Pleins de Respect, et de confiance pour les mesures Révolutionnaires, et Bien loin de Rien Préjuger des motifs de L'arrestation de Noeuville et Montansier, nous ne venons pas vous Demander leur Grâce. Innocents, nous nous Réjouirons de La justice qui leur sera Rendue ; coupables, nous maudirons en eux les ennemis De la chose Publique. Nous vous prions seulement, Citoyens, D'ordonner le prompt Examen de leur affaire, Puisque le Sort Présent et avenir De Douze cent sans culottes en Dépend.

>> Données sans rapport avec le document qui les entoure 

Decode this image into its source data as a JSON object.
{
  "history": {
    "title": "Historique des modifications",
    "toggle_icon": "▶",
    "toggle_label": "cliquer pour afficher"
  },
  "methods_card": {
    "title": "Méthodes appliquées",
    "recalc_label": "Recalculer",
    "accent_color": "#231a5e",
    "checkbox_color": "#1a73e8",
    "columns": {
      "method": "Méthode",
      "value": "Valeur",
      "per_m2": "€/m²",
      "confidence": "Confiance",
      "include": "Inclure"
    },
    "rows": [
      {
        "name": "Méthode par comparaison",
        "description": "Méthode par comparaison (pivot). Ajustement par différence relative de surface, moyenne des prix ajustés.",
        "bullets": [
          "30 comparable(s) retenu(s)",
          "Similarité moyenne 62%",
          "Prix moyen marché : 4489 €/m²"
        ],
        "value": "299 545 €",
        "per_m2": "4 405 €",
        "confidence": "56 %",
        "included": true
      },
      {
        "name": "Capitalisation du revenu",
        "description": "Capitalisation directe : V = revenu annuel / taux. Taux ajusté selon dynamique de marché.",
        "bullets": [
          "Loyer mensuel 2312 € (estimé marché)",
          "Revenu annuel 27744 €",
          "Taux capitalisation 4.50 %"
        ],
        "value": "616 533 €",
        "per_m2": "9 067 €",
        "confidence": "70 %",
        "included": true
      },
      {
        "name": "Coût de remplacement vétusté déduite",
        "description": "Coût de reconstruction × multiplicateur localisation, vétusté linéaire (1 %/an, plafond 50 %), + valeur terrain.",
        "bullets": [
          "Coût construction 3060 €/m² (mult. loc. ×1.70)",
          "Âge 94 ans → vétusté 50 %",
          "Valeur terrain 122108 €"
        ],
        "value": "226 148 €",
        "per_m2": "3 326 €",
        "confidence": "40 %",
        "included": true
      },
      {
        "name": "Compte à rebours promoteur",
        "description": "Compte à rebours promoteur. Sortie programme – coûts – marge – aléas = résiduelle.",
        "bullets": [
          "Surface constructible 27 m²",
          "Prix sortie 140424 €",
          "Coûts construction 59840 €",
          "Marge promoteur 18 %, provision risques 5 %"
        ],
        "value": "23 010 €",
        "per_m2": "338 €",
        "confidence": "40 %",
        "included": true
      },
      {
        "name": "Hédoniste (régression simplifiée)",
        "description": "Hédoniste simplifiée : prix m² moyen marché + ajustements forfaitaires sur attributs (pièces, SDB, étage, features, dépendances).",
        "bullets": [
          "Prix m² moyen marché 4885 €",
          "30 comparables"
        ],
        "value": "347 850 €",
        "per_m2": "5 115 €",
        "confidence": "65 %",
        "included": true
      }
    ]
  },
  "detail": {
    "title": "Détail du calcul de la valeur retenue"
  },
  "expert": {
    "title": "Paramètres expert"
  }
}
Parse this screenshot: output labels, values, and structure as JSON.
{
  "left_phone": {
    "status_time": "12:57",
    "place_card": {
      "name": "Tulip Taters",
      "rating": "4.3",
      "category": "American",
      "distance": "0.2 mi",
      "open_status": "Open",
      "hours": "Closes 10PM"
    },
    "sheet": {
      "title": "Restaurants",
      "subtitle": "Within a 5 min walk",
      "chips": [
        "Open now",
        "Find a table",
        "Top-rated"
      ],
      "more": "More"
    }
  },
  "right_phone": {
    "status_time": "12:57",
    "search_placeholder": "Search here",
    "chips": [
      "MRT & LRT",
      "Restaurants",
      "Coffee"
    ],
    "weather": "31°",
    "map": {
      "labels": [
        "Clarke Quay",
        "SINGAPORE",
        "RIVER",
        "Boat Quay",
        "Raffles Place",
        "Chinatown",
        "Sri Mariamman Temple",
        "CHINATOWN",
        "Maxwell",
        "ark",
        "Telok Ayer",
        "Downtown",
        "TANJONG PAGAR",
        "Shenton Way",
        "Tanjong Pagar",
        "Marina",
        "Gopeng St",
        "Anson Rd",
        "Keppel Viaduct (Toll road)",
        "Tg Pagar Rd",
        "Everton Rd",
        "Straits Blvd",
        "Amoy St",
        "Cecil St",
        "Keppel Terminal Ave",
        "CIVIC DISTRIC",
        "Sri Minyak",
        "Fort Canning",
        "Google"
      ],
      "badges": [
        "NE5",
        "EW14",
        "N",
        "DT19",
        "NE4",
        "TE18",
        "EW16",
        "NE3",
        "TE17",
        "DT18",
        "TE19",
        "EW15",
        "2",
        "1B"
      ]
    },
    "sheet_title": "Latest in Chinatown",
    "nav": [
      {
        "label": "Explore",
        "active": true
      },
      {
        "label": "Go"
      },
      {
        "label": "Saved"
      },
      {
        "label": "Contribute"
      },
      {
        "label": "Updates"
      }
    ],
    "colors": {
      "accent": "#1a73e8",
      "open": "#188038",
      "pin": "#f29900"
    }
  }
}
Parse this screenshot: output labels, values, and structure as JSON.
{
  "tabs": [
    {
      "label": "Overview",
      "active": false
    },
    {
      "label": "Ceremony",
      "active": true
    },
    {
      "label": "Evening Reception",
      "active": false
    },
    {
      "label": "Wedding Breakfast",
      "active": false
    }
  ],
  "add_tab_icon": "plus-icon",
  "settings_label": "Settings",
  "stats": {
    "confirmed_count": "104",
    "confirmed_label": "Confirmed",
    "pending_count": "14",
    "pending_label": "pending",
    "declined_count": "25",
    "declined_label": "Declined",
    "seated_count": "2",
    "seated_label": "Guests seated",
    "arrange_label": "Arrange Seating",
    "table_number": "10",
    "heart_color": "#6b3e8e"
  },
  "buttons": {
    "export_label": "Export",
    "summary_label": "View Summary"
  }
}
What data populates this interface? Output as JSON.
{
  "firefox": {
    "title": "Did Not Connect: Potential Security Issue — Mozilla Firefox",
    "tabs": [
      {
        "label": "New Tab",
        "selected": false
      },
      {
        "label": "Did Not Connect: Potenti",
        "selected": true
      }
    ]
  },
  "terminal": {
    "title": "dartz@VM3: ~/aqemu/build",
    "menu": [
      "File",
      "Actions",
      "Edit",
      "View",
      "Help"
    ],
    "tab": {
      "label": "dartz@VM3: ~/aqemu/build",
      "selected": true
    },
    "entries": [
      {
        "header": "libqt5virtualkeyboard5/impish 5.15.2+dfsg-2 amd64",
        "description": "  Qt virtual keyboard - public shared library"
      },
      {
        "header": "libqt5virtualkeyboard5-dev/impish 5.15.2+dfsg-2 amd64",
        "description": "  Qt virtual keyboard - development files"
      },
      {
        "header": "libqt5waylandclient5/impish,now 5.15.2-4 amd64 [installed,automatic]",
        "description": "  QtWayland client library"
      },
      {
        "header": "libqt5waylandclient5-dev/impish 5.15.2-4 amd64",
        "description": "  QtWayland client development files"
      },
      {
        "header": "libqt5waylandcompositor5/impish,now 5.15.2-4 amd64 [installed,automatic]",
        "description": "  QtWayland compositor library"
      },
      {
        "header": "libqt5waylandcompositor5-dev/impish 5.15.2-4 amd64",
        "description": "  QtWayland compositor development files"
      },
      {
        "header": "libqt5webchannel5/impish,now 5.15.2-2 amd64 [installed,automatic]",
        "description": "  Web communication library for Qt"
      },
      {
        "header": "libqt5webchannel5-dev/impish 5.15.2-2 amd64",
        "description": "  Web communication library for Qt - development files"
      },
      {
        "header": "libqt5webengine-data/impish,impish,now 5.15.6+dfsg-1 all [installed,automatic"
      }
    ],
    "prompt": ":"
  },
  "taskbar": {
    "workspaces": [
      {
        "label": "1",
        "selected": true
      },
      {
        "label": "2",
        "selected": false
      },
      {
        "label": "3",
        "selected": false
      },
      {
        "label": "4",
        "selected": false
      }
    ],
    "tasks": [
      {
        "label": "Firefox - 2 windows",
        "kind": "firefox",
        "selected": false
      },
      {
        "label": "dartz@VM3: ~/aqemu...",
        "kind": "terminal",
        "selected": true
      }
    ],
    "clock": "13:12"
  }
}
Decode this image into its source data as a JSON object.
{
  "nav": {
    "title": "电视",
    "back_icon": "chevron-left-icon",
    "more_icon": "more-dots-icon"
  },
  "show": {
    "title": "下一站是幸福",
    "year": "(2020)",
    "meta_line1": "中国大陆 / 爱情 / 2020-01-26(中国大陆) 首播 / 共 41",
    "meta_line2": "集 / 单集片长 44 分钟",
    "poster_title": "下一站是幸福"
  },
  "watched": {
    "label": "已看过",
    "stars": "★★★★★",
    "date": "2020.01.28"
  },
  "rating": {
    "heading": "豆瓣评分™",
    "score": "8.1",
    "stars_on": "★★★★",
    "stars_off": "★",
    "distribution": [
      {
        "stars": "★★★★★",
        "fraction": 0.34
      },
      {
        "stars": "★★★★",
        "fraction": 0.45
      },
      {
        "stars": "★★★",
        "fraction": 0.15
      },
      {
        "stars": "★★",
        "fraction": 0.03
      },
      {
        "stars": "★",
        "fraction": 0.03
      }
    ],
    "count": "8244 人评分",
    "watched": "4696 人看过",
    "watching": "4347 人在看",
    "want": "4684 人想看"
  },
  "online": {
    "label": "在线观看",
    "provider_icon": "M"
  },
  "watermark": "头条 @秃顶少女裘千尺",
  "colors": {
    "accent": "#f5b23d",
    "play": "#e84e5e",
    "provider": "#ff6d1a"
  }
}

Nous ne vous rappellerons Point Braves montagnards Le Patriotisme de notre Théâtre ; il fut un Devoir trop cher à nos coeurs pour nous faire un mérite de L'avoir rempli. Pénétrés des obligations de notre Etat en connaissant L'importance Du poste ou la République nous a Placés. Nous y consacrerons nos Talents à Propager, sans relâche les Principes Révolutionnaires : et jurons unanimement de mourir s'il le faut Pour la République en Deffandant les Loix que vous Decrettés pour son Bonheur.


Vive la République une et indivisible, Vive la montagne.

Les commissaires nommés par la troupe."

(Ici seize signatures, dont quelques-unes illisibles. J'y relève ; L. C. Lacave, Vulville, Armand Verteuil, Laborie, Bonnet-Bonneville, Gallet, Armand Royat, Amiel, Lamotte, Platel, Poissien et Linhard.)



Cette pétition était accompagnée de la pièce suivante formant un document de la plus haute valeur, en ce sens qu'on y trouve les titres de certains ouvrages qui ne furent jamais représentés :


"Etat des Pièces Révolutionnaires et Patriotes représentées par les Artistes Réunis des Théâtres National et de la Montagne depuis le 15 août vieux stile :

La Constitution à Constinople, Comédie ; La fête Civique, Divertissement Patriotique ; Brutus, Tragedie ; La journée de Marathon, Drame ; La mort de César, Tragédie ; Selico, Opéra ; La fête des nègres, Divertissement Révolutionnaire ; Les montagnards, Comédie Patriotique ; La Première Réquisition, Comédie Patriotique ; Les Prêtres et les Rois, Pièce Révolutionnaire ; La Parfaite Égalité, Comédie Révolutionnaire ; Manlius Torquatus, Tragédie Révolutionnaire ; La Mort de Marat, Drame Patriotique ; Alisbelle, Opera Patriotique.

Le Départ des Volontaires ; Mutius Sevole, Tragédie ; La Réquisition ; La Plume de l'ange Gabriel ; L'heureuse Décade ; L'omelette ; Encore un curé ; Le Congé du Volontaire ; Au Retour ; La Prise de Toulon ; Le campagnard Révolutionnaire ; La gazette de Campagne ; Le Petit Savoyard.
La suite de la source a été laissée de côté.